Waren es zunächst bisher Flüchtlinge aus der Ukraine, kommen seit dem Spätsommer wieder vermehrt Flüchtlinge aus anderen Ländern der Welt zu uns. Die Stadt ist dabei, weitere feste und dauerhaftere Unterkünfte zu schaffen. Allerdings verzögert sich deren Bau aufgrund von Materialknappheit, obwohl frühzeitig mit den Planungen begonnen wurde.

„Nach der entbehrungsreichen Corona-Zeit waren wir froh, dass die Sportvereine endlich wieder ihr reguläres Programm starten konnten. Uns fällt es sehr schwer, diesen Betrieb nun zu unterbrechen und die Hallen zu belegen, aber einer Alternative zu diesem Schritt gibt es momentan leider nicht“, bedauert Bürgermeister Marc Venten. Die Glehner Sportvereine haben verständnisvoll reagiert. Zusammen mit dem Sportamt wird nun versucht, möglichst viele Angebote in anderen Hallen unterzubringen.

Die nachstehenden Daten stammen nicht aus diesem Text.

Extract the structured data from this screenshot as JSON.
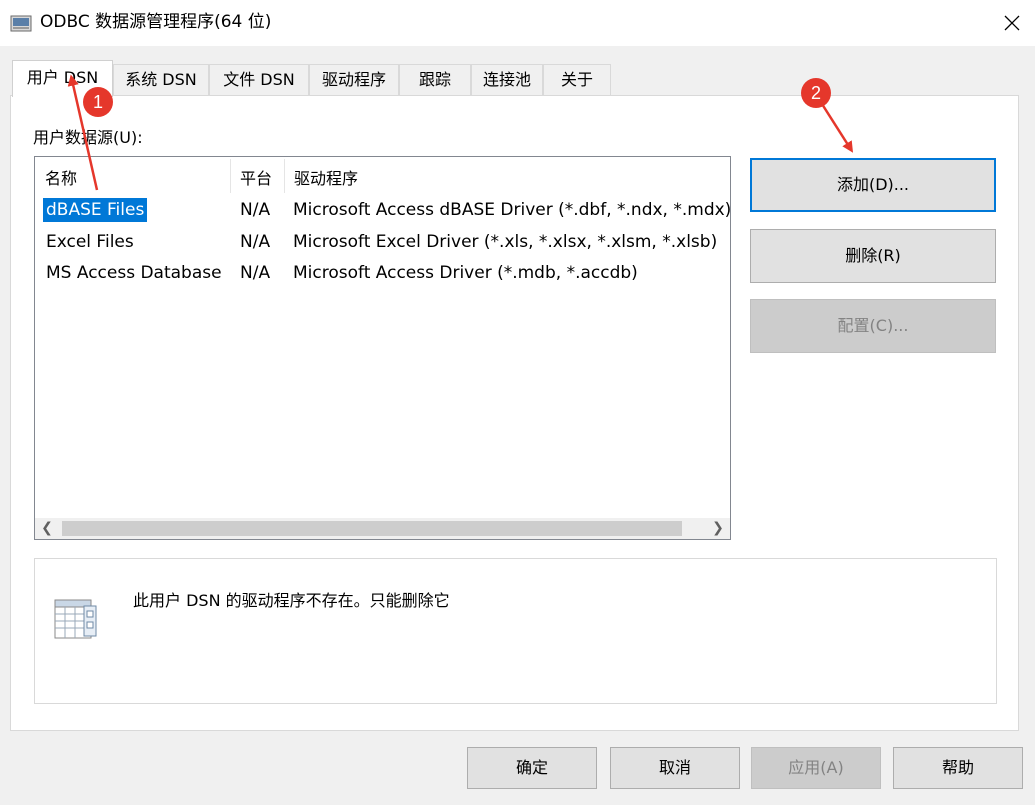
{
  "window": {
    "title": "ODBC 数据源管理程序(64 位)",
    "icon": "odbc-admin-icon"
  },
  "tabs": [
    {
      "label": "用户 DSN",
      "active": true
    },
    {
      "label": "系统 DSN"
    },
    {
      "label": "文件 DSN"
    },
    {
      "label": "驱动程序"
    },
    {
      "label": "跟踪"
    },
    {
      "label": "连接池"
    },
    {
      "label": "关于"
    }
  ],
  "panel": {
    "datasource_label": "用户数据源(U):",
    "columns": {
      "name": "名称",
      "platform": "平台",
      "driver": "驱动程序"
    },
    "rows": [
      {
        "name": "dBASE Files",
        "platform": "N/A",
        "driver": "Microsoft Access dBASE Driver (*.dbf, *.ndx, *.mdx)",
        "selected": true
      },
      {
        "name": "Excel Files",
        "platform": "N/A",
        "driver": "Microsoft Excel Driver (*.xls, *.xlsx, *.xlsm, *.xlsb)"
      },
      {
        "name": "MS Access Database",
        "platform": "N/A",
        "driver": "Microsoft Access Driver (*.mdb, *.accdb)"
      }
    ],
    "buttons": {
      "add": "添加(D)...",
      "remove": "删除(R)",
      "configure": "配置(C)..."
    },
    "info_text": "此用户 DSN 的驱动程序不存在。只能删除它"
  },
  "footer": {
    "ok": "确定",
    "cancel": "取消",
    "apply": "应用(A)",
    "help": "帮助"
  },
  "annotations": [
    {
      "label": "1"
    },
    {
      "label": "2"
    }
  ],
  "colors": {
    "selection": "#0078d7",
    "annotation": "#e5372b",
    "default_button_border": "#0078d7"
  }
}
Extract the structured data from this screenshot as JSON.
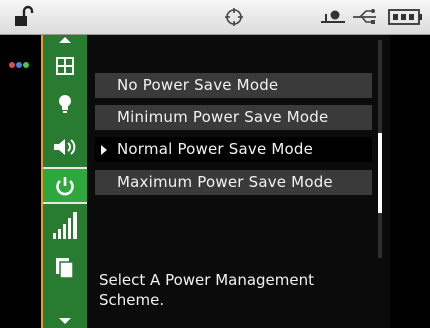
{
  "status_bar": {
    "icons": [
      "unlock-icon",
      "crosshair-icon",
      "usb-device-icon",
      "usb-icon",
      "battery-icon"
    ]
  },
  "colors": {
    "border": "#f29a1f",
    "nav_green": "#2a7b32",
    "nav_selected": "#2ea83c",
    "option_bg": "#3a3a3a",
    "dot_red": "#e24b4b",
    "dot_blue": "#4b7fe2",
    "dot_green": "#44c84a"
  },
  "nav": {
    "items": [
      "grid-icon",
      "bulb-icon",
      "speaker-icon",
      "power-icon",
      "signal-bars-icon",
      "copy-pages-icon"
    ],
    "selected": "power-icon"
  },
  "menu": {
    "options": [
      {
        "label": "No Power Save Mode",
        "selected": false
      },
      {
        "label": "Minimum Power Save Mode",
        "selected": false
      },
      {
        "label": "Normal Power Save Mode",
        "selected": true
      },
      {
        "label": "Maximum Power Save Mode",
        "selected": false
      }
    ]
  },
  "prompt": {
    "text": "Select A Power Management Scheme."
  }
}
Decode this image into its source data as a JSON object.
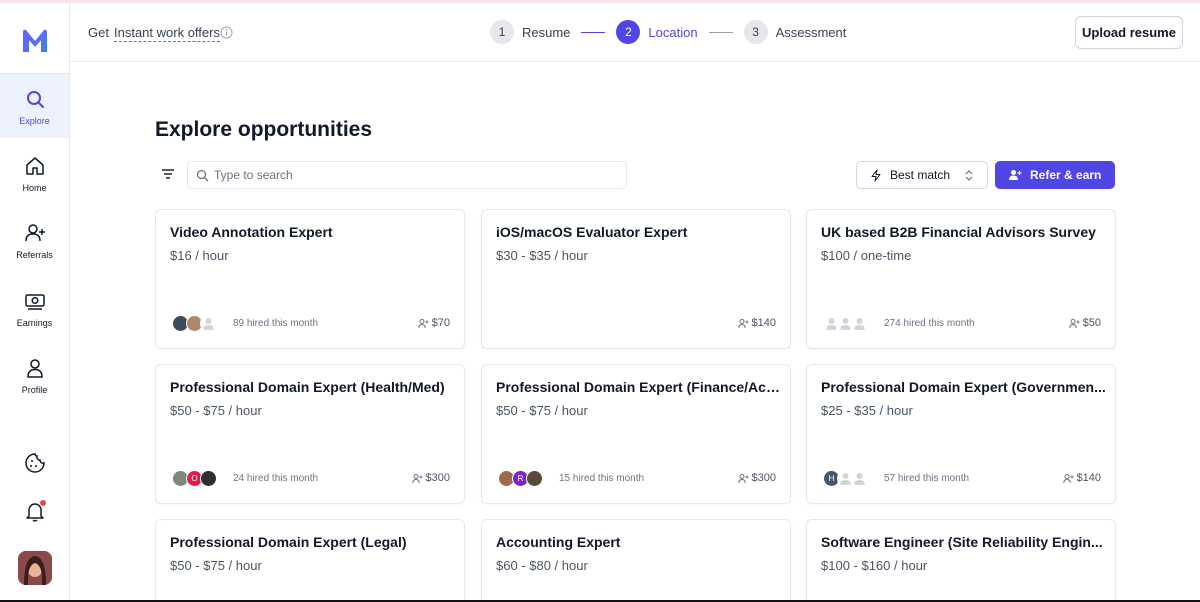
{
  "header": {
    "get_text": "Get",
    "offer_link": "Instant work offers",
    "steps": [
      {
        "num": "1",
        "label": "Resume"
      },
      {
        "num": "2",
        "label": "Location"
      },
      {
        "num": "3",
        "label": "Assessment"
      }
    ],
    "upload_label": "Upload resume"
  },
  "sidebar": {
    "items": [
      {
        "label": "Explore",
        "icon": "search-icon"
      },
      {
        "label": "Home",
        "icon": "home-icon"
      },
      {
        "label": "Referrals",
        "icon": "person-plus-icon"
      },
      {
        "label": "Earnings",
        "icon": "cash-icon"
      },
      {
        "label": "Profile",
        "icon": "user-icon"
      }
    ]
  },
  "main": {
    "title": "Explore opportunities",
    "search_placeholder": "Type to search",
    "sort_label": "Best match",
    "refer_label": "Refer & earn"
  },
  "colors": {
    "accent": "#4f46e5",
    "border": "#e5e7eb",
    "text_muted": "#6b7280"
  },
  "cards": [
    {
      "title": "Video Annotation Expert",
      "rate": "$16 / hour",
      "hired": "89 hired this month",
      "referral": "$70",
      "avatars": [
        "photo",
        "photo",
        "ghost"
      ]
    },
    {
      "title": "iOS/macOS Evaluator Expert",
      "rate": "$30 - $35 / hour",
      "hired": "",
      "referral": "$140",
      "avatars": []
    },
    {
      "title": "UK based B2B Financial Advisors Survey",
      "rate": "$100 / one-time",
      "hired": "274 hired this month",
      "referral": "$50",
      "avatars": [
        "ghost",
        "ghost",
        "ghost"
      ]
    },
    {
      "title": "Professional Domain Expert (Health/Med)",
      "rate": "$50 - $75 / hour",
      "hired": "24 hired this month",
      "referral": "$300",
      "avatars": [
        "photo",
        "O",
        "photo"
      ]
    },
    {
      "title": "Professional Domain Expert (Finance/Acc...",
      "rate": "$50 - $75 / hour",
      "hired": "15 hired this month",
      "referral": "$300",
      "avatars": [
        "photo",
        "R",
        "photo"
      ]
    },
    {
      "title": "Professional Domain Expert (Governmen...",
      "rate": "$25 - $35 / hour",
      "hired": "57 hired this month",
      "referral": "$140",
      "avatars": [
        "H",
        "ghost",
        "ghost"
      ]
    },
    {
      "title": "Professional Domain Expert (Legal)",
      "rate": "$50 - $75 / hour",
      "hired": "",
      "referral": "",
      "avatars": []
    },
    {
      "title": "Accounting Expert",
      "rate": "$60 - $80 / hour",
      "hired": "",
      "referral": "",
      "avatars": []
    },
    {
      "title": "Software Engineer (Site Reliability Engin...",
      "rate": "$100 - $160 / hour",
      "hired": "",
      "referral": "",
      "avatars": []
    }
  ]
}
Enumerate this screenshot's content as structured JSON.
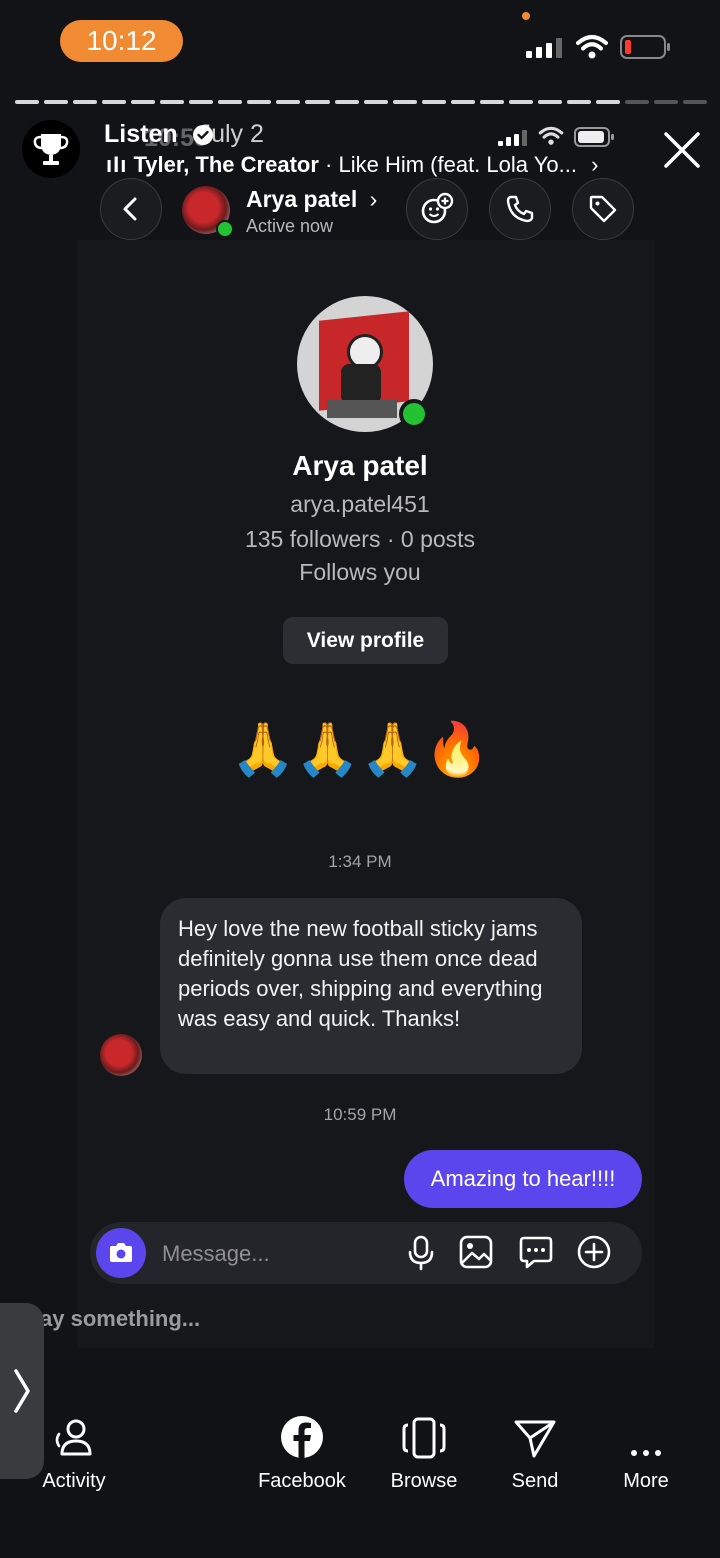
{
  "status_bar": {
    "time": "10:12"
  },
  "story_header": {
    "title": "Listen",
    "overlay_time": "10:59",
    "date": "July 2",
    "artist": "Tyler, The Creator",
    "track": "· Like Him (feat. Lola Yo..."
  },
  "chat_header": {
    "name": "Arya patel",
    "status": "Active now"
  },
  "profile": {
    "name": "Arya patel",
    "username": "arya.patel451",
    "stats": "135 followers · 0 posts",
    "follows": "Follows you",
    "view_profile_label": "View profile"
  },
  "messages": {
    "emoji_message": "🙏🙏🙏🔥",
    "timestamp_1": "1:34 PM",
    "incoming_text": "Hey love the new football sticky jams definitely gonna use them once dead periods over, shipping and everything was easy and quick. Thanks!",
    "timestamp_2": "10:59 PM",
    "outgoing_text": "Amazing to hear!!!!"
  },
  "composer": {
    "placeholder": "Message...",
    "story_reply_placeholder": "ay something..."
  },
  "bottom_nav": {
    "items": [
      {
        "label": "Activity",
        "icon": "activity-icon"
      },
      {
        "label": "Facebook",
        "icon": "facebook-icon"
      },
      {
        "label": "Browse",
        "icon": "browse-icon"
      },
      {
        "label": "Send",
        "icon": "send-icon"
      },
      {
        "label": "More",
        "icon": "more-icon"
      }
    ]
  },
  "colors": {
    "accent_purple": "#5b46ee",
    "time_pill": "#f08b33",
    "online_green": "#22c232",
    "background": "#121316"
  },
  "story_progress": {
    "segments": 24,
    "completed": 21
  }
}
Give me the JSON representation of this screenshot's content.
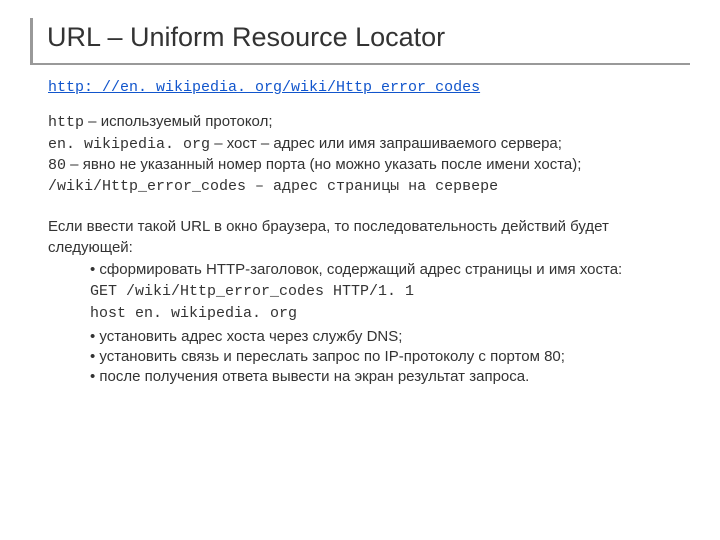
{
  "title": "URL – Uniform Resource Locator",
  "url_link": "http: //en. wikipedia. org/wiki/Http_error_codes",
  "components": {
    "protocol": {
      "term": "http",
      "desc": " – используемый протокол;"
    },
    "host": {
      "term": "en. wikipedia. org",
      "desc": " – хост – адрес или имя запрашиваемого сервера;"
    },
    "port": {
      "term": "80",
      "desc": " – явно не указанный номер порта (но можно указать после имени хоста);"
    },
    "path": {
      "term": "/wiki/Http_error_codes",
      "desc": " – адрес страницы на сервере"
    }
  },
  "sequence_intro": "Если ввести такой URL в окно браузера, то последовательность действий будет следующей:",
  "bullets": {
    "b1": "сформировать HTTP-заголовок, содержащий адрес страницы и имя хоста:",
    "b2": "установить адрес хоста через службу DNS;",
    "b3": "установить связь и переслать запрос по IP-протоколу с портом 80;",
    "b4": "после получения ответа вывести на экран результат запроса."
  },
  "http_request": {
    "line1": "GET /wiki/Http_error_codes HTTP/1. 1",
    "line2": "host en. wikipedia. org"
  }
}
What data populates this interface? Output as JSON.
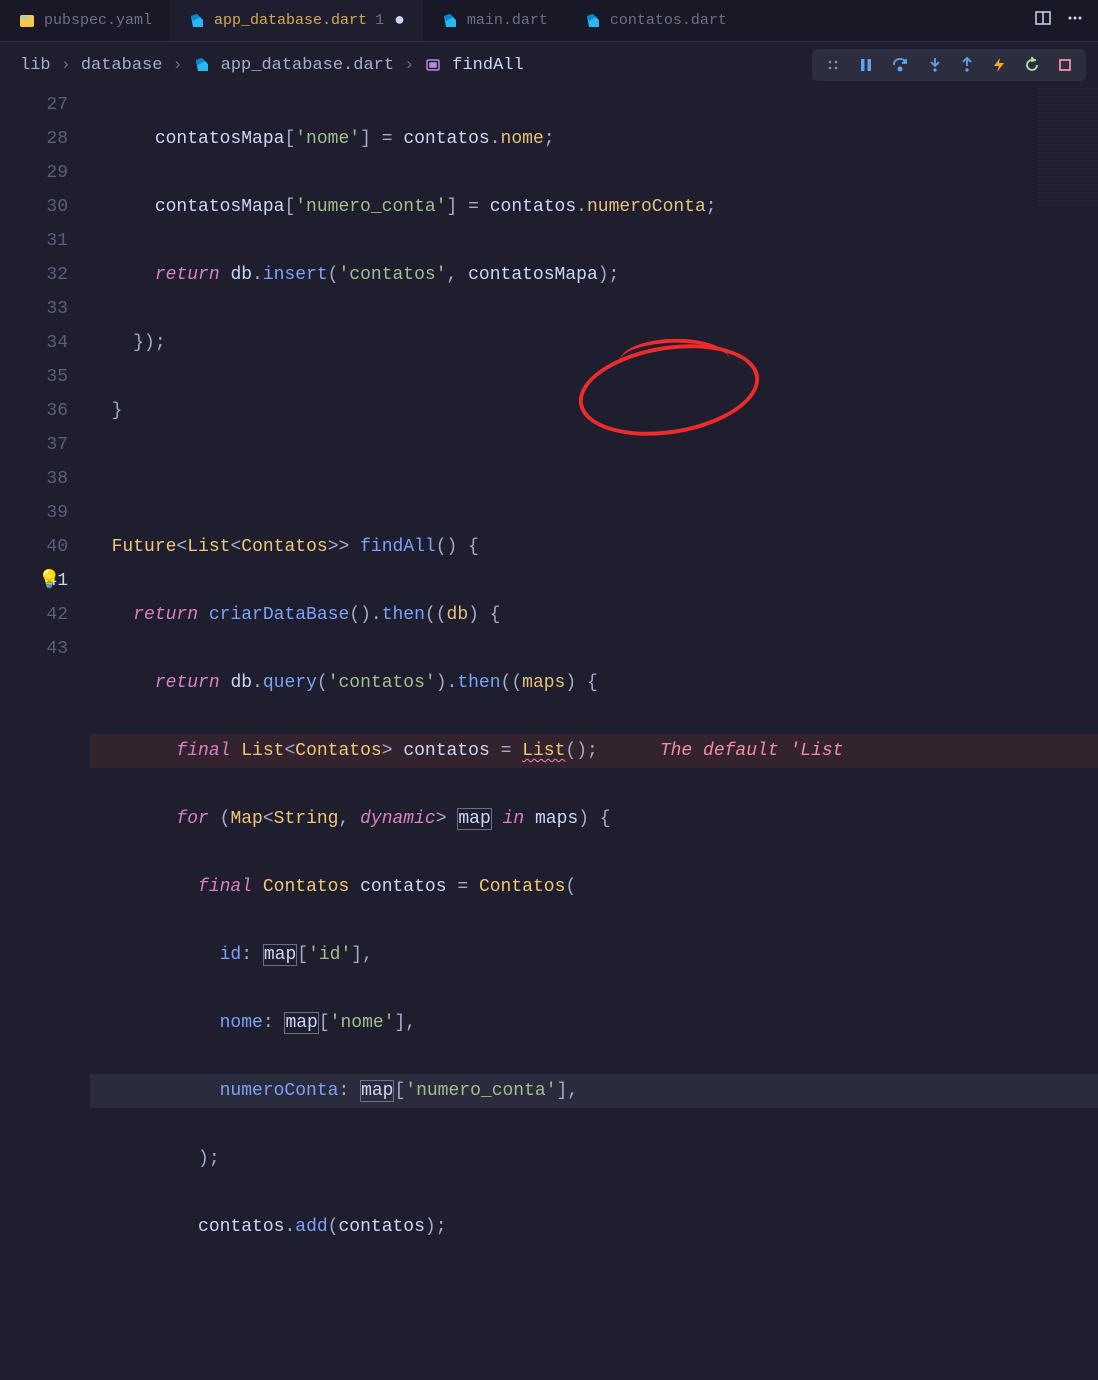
{
  "tabs": [
    {
      "name": "pubspec.yaml",
      "icon": "yaml"
    },
    {
      "name": "app_database.dart",
      "icon": "dart",
      "modified": "1",
      "active": true,
      "dirty": "●"
    },
    {
      "name": "main.dart",
      "icon": "dart"
    },
    {
      "name": "contatos.dart",
      "icon": "dart"
    }
  ],
  "breadcrumb": {
    "p0": "lib",
    "p1": "database",
    "p2": "app_database.dart",
    "p3": "findAll"
  },
  "gutter": [
    "27",
    "28",
    "29",
    "30",
    "31",
    "32",
    "33",
    "34",
    "35",
    "36",
    "37",
    "38",
    "39",
    "40",
    "41",
    "42",
    "43"
  ],
  "tokens": {
    "contatosMapa": "contatosMapa",
    "nome_key": "'nome'",
    "numero_conta_key": "'numero_conta'",
    "id_key": "'id'",
    "contatos_str": "'contatos'",
    "contatos": "contatos",
    "nome": "nome",
    "numeroConta": "numeroConta",
    "return": "return",
    "db": "db",
    "insert": "insert",
    "Future": "Future",
    "List": "List",
    "Contatos": "Contatos",
    "findAll": "findAll",
    "criarDataBase": "criarDataBase",
    "then": "then",
    "query": "query",
    "maps": "maps",
    "map": "map",
    "final": "final",
    "for": "for",
    "in": "in",
    "Map": "Map",
    "String": "String",
    "dynamic": "dynamic",
    "id": "id",
    "nome_named": "nome",
    "numeroConta_named": "numeroConta",
    "add": "add"
  },
  "inline_error": "The default 'List",
  "debug_icons": {
    "grip": "grip",
    "pause": "pause",
    "step_over": "step-over",
    "step_into": "step-into",
    "step_out": "step-out",
    "bolt": "bolt",
    "restart": "restart",
    "stop": "stop"
  },
  "colors": {
    "bg": "#1e1e2e",
    "keyword": "#d880c0",
    "type": "#f0c674",
    "function": "#7aa2f7",
    "string": "#a3be8c",
    "error": "#f38ba8",
    "annotation": "#ee2b2b"
  }
}
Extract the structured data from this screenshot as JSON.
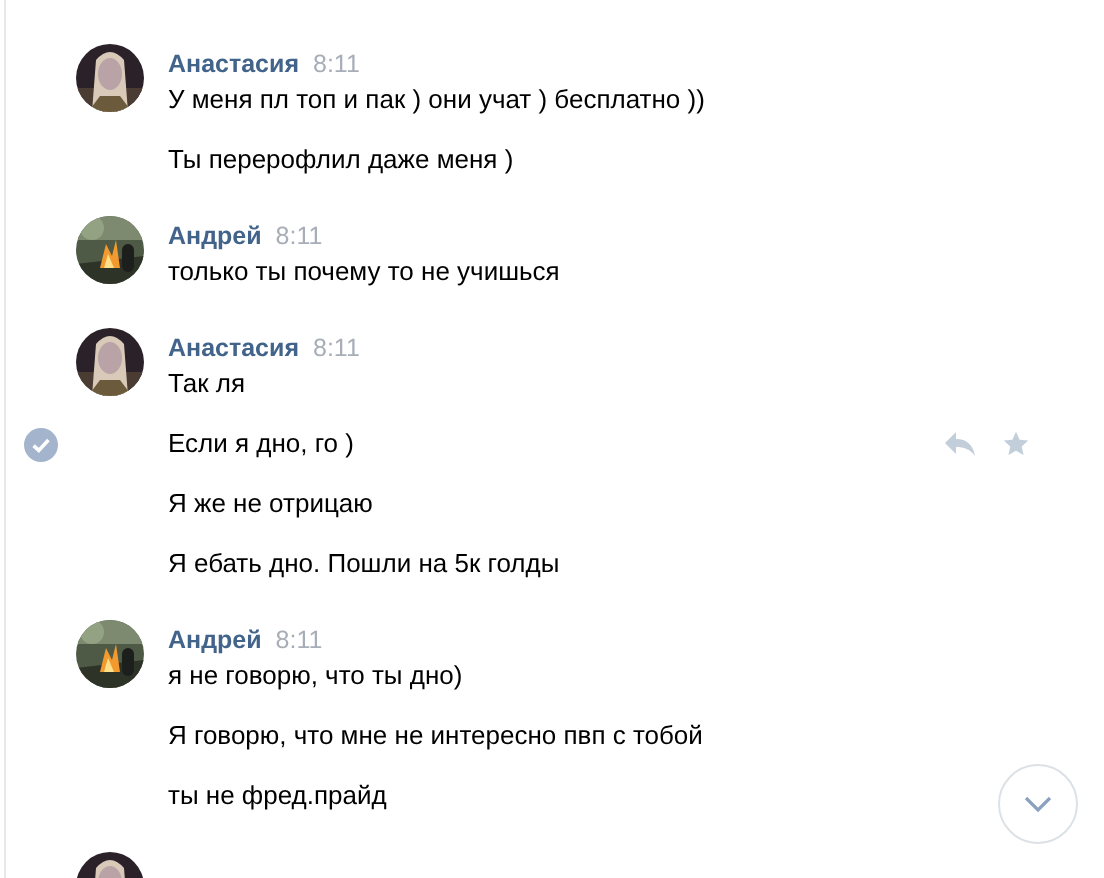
{
  "groups": [
    {
      "author": "Анастасия",
      "time": "8:11",
      "avatar": {
        "kind": "picture"
      },
      "messages": [
        {
          "text": "У меня пл топ и пак ) они учат ) бесплатно ))",
          "selected": false
        },
        {
          "text": "Ты перерофлил даже меня )",
          "selected": false
        }
      ]
    },
    {
      "author": "Андрей",
      "time": "8:11",
      "avatar": {
        "kind": "picture"
      },
      "messages": [
        {
          "text": "только ты почему то не учишься",
          "selected": false
        }
      ]
    },
    {
      "author": "Анастасия",
      "time": "8:11",
      "avatar": {
        "kind": "picture"
      },
      "messages": [
        {
          "text": "Так ля",
          "selected": false
        },
        {
          "text": "Если я дно, го )",
          "selected": true
        },
        {
          "text": "Я же не отрицаю",
          "selected": false
        },
        {
          "text": "Я ебать дно. Пошли на 5к голды",
          "selected": false
        }
      ]
    },
    {
      "author": "Андрей",
      "time": "8:11",
      "avatar": {
        "kind": "picture"
      },
      "messages": [
        {
          "text": "я не говорю, что ты дно)",
          "selected": false
        },
        {
          "text": "Я говорю, что мне не интересно пвп с тобой",
          "selected": false
        },
        {
          "text": "ты не фред.прайд",
          "selected": false
        }
      ]
    },
    {
      "avatar": {
        "kind": "picture"
      }
    }
  ]
}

„Es war für uns nicht absehbar, dass wir wieder mit einer neuen Flüchtlingswelle auch aus anderen Teilen der Welt rechnen mussten. Dafür sind unsere Kapazitäten nicht ausgelegt. Wir haben alle städtischen Gebäude auf die Nutzbarkeit geprüft. Sporthallen sind -  wie in anderen Kommunen auch - am besten einzurichten und nutzbar. Alle weiteren Objekte stehen nicht kurzfristig zu Verfügung“, so Beigeordneter Thomas Dückers.

In Richtung Land und Bund appellierten Bürgermeister Venten und Beigeordneter Dückers, endlich die eigenen Unterbringungskapazitäten massiv auszubauen.

40 bis 50 Menschen aus unterschiedlichen Herkunftsländern werden in der Glehner Turnhalle eine Notunterkunft finden. Dazu wird die Halle mit Trennwänden provisorisch in Räume unterteilt. Gerne würde die Stadt abgeschlossenen privaten Wohnraum anmieten. Bürgerinnen und Bürger mit entsprechenden Angeboten werden gebeten, sich an das Sozialamt zu wenden.